Он улыбается. Мне кажется, что высокопоставленный чекист смеется надо мной. Я начинаю сердиться. Я говорю:

— Ваша вечная улыбка меня смущает. Я бы предпочла, чтобы меня допрашивал кто-либо другой.

И я поворачиваюсь к моему соседу направо.

— Вы, например. На вашем лице не написано ничего.

Пилляр соглашается…

— Есть у вас жалобы?

— Нет. Наоборот. Признаюсь, я поражена той корректностью, которую я встретила здесь.

— Вы нас принимали за диких зверей?

— Почти. Я очень боялась пыток и хамства. Я даже хотела взять с собой яду, чтобы не отдаться живой в ваши руки. Я не успела вовремя его получить…

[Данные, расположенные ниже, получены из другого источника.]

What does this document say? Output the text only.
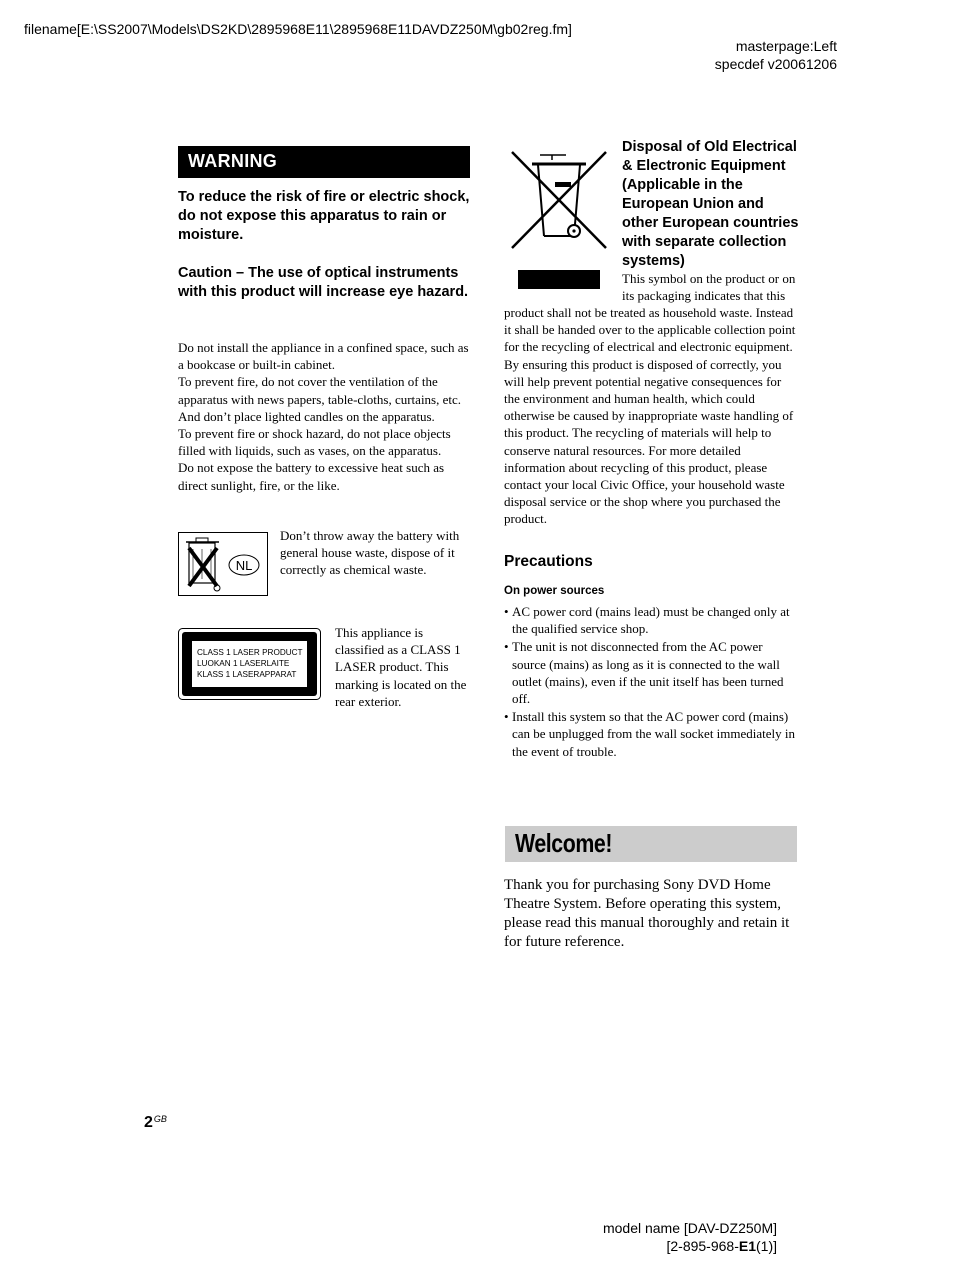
filename[E:\SS2007\Models\DS2KD\2895968E11\2895968E11DAVDZ250M\gb02reg.fm]
masterpage:Left
specdef v20061206
WARNING
To reduce the risk of fire or electric shock, do not expose this apparatus to rain or moisture.
Caution – The use of optical instruments with this product will increase eye hazard.

Do not install the appliance in a confined space, such as a bookcase or built-in cabinet.

To prevent fire, do not cover the ventilation of the apparatus with news papers, table-cloths, curtains, etc. And don’t place lighted candles on the apparatus.

To prevent fire or shock hazard, do not place objects filled with liquids, such as vases, on the apparatus.

Do not expose the battery to excessive heat such as direct sunlight, fire, or the like.

NL
Don’t throw away the battery with general house waste, dispose of it correctly as chemical waste.
CLASS 1 LASER PRODUCT
LUOKAN 1 LASERLAITE
KLASS 1 LASERAPPARAT
This appliance is classified as a CLASS 1 LASER product. This marking is located on the rear exterior.
Disposal of Old Electrical & Electronic Equipment (Applicable in the European Union and other European countries with separate collection systems)
This symbol on the product or on its packaging indicates that this
product shall not be treated as household waste. Instead it shall be handed over to the applicable collection point for the recycling of electrical and electronic equipment. By ensuring this product is disposed of correctly, you will help prevent potential negative consequences for the environment and human health, which could otherwise be caused by inappropriate waste handling of this product. The recycling of materials will help to conserve natural resources. For more detailed information about recycling of this product, please contact your local Civic Office, your household waste disposal service or the shop where you purchased the product.
Precautions
On power sources
• AC power cord (mains lead) must be changed only at the qualified service shop.
• The unit is not disconnected from the AC power source (mains) as long as it is connected to the wall outlet (mains), even if the unit itself has been turned off.
• Install this system so that the AC power cord (mains) can be unplugged from the wall socket immediately in the event of trouble.
Welcome!
Thank you for purchasing Sony DVD Home Theatre System. Before operating this system, please read this manual thoroughly and retain it for future reference.
$2^{GB}$
model name [DAV-DZ250M]
[2-895-968-E1(1)]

— Тем лучше. Было бы жалко…

Меня уводят…»

Номер шестидесятый

В этот же день допрашивали Савинкова, и тоже без протокола. О содержании «беседы» он скажет потом, в одном из черновиков его письма Дзержинскому:

«Я так поставил вопрос на первом же допросе с Менжинским, Артузовым и Пилляром: либо расстреливайте, либо дайте возможность работать; я был против вас всей душою, теперь я с вами, тоже всей душой, ибо жизнь меня привела к вам. Быть же ни за, ни против, то есть сидеть в тюрьме или стать обывателем, я не хочу и не могу».

Савинков пришел на эту встречу, основательно продумав свою позицию и взвесив все шансы, сделав выбор, пришел с готовым предложением. И получил вполне недвусмысленный ответ. «Мне сказали, что мне верят, что я вскоре буду помилован, что мне дадут возможность работать…»

Помилуют? Его, злейшего врага советской власти, боровшегося с нею с первого боя в октябре 1917-го — у Пулкова и до последнего в начале 1921-го — у Мозыря? Почему? На каких условиях? Об этом Савинков умалчивает. Но из дальнейшего его поведения и заявлений становится ясным, что он должен был сделать, чтобы спасти себе жизнь: публично покаяться, признать полное поражение, неправоту и свою лично, и всей своей партии и, соответственно, — правоту и победу его вчерашних врагов, и больше того — призвать всех своих соратников внутри страны и за рубежом явиться с повинной…

Таковы условия сделки между Савинковым и его стражниками, теми, в чьих руках теперь была его жизнь.